1. We have not identified any failings in the Trust’s management of Miss A’s mother’s (Mrs E’s) chronic diarrhoea. We therefore do not uphold this element of the complaint.

2. We have seen some failings in the administration of the Parkinson’s, pain relief, and anxiety medication. While we consider it is unlikely to have had any clinical impact on Mrs E, it is likely to have caused Miss A distress at an already worrying time. We therefore partly uphold this element of the complaint and recommend that the Trust takes action to learn from its failings.

3. It is clear that Miss A has been through a lot, and we hope our findings are of some comfort to her.

Recommendations

86. In considering our recommendations, we have referred to our ‘Principles for Remedy’. These state that where poor service or maladministration has led to injustice or hardship, the organisation responsible should take steps to put things right.

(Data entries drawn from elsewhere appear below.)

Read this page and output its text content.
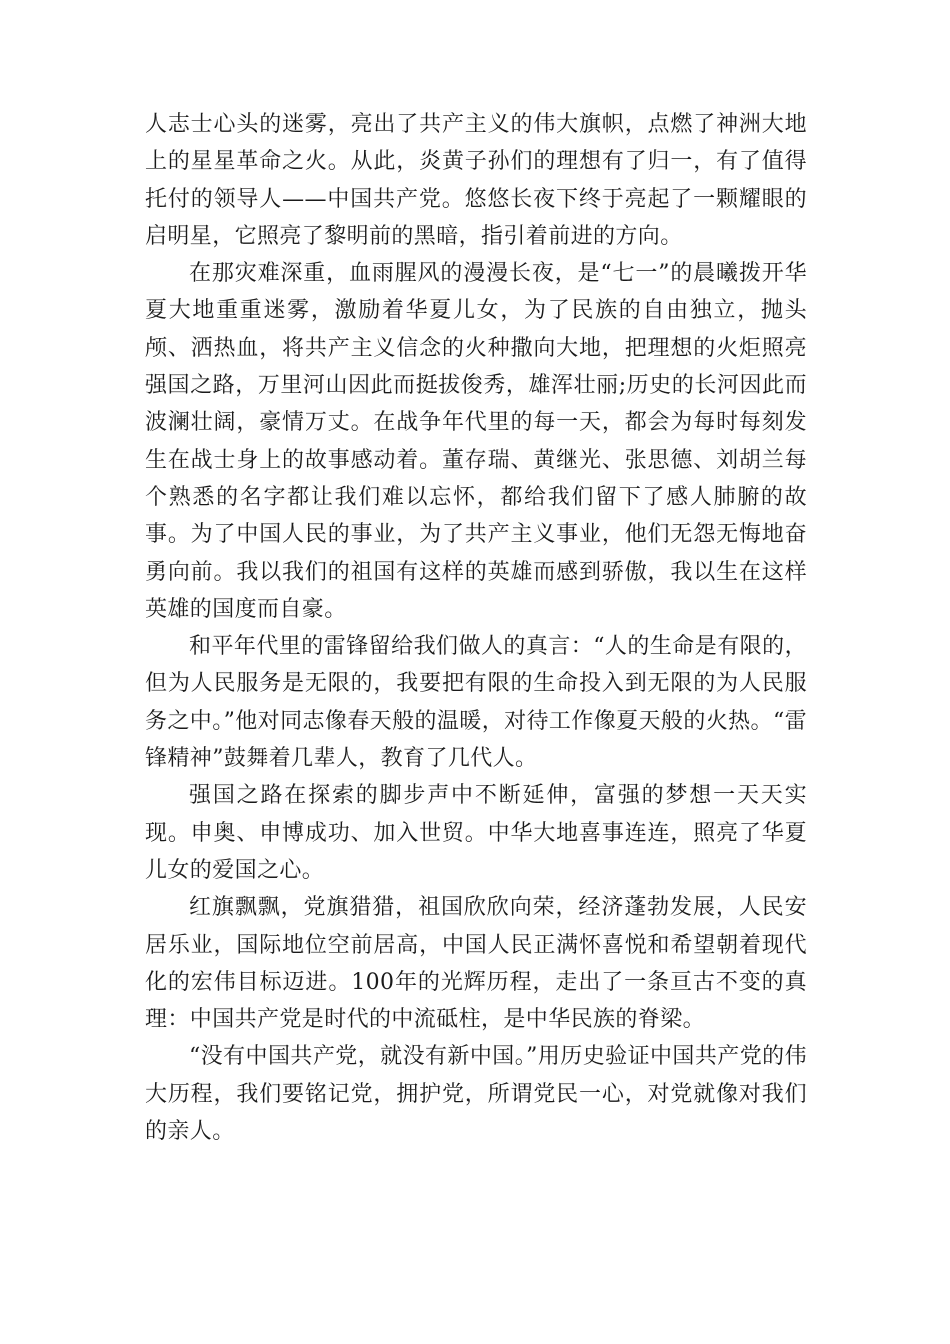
人志士心头的迷雾，亮出了共产主义的伟大旗帜，点燃了神洲大地上的星星革命之火。从此，炎黄子孙们的理想有了归一，有了值得托付的领导人——中国共产党。悠悠长夜下终于亮起了一颗耀眼的启明星，它照亮了黎明前的黑暗，指引着前进的方向。

在那灾难深重，血雨腥风的漫漫长夜，是“七一”的晨曦拨开华夏大地重重迷雾，激励着华夏儿女，为了民族的自由独立，抛头颅、洒热血，将共产主义信念的火种撒向大地，把理想的火炬照亮强国之路，万里河山因此而挺拔俊秀，雄浑壮丽;历史的长河因此而波澜壮阔，豪情万丈。在战争年代里的每一天，都会为每时每刻发生在战士身上的故事感动着。董存瑞、黄继光、张思德、刘胡兰每个熟悉的名字都让我们难以忘怀，都给我们留下了感人肺腑的故事。为了中国人民的事业，为了共产主义事业，他们无怨无悔地奋勇向前。我以我们的祖国有这样的英雄而感到骄傲，我以生在这样英雄的国度而自豪。

和平年代里的雷锋留给我们做人的真言：“人的生命是有限的，但为人民服务是无限的，我要把有限的生命投入到无限的为人民服务之中。”他对同志像春天般的温暖，对待工作像夏天般的火热。“雷锋精神”鼓舞着几辈人，教育了几代人。

强国之路在探索的脚步声中不断延伸，富强的梦想一天天实现。申奥、申博成功、加入世贸。中华大地喜事连连，照亮了华夏儿女的爱国之心。

红旗飘飘，党旗猎猎，祖国欣欣向荣，经济蓬勃发展，人民安居乐业，国际地位空前居高，中国人民正满怀喜悦和希望朝着现代化的宏伟目标迈进。100年的光辉历程，走出了一条亘古不变的真理：中国共产党是时代的中流砥柱，是中华民族的脊梁。

“没有中国共产党，就没有新中国。”用历史验证中国共产党的伟大历程，我们要铭记党，拥护党，所谓党民一心，对党就像对我们的亲人。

87. In considering our recommendations, we have referred to our ‘Principles for Remedy’. These state that where poor service or maladministration has led to injustice or hardship, the organisation responsible should take steps to put things right.

88. Our principles say that public organisations should look for continuous improvement and should use the lessons learned from complaints to make sure they do not repeat maladministration or poor service. In line with this, we recommend the Trust create an action plan to show how it has learned from the failings we have identified with the administration of the Parkinson’s, pain relief and anxiety medication.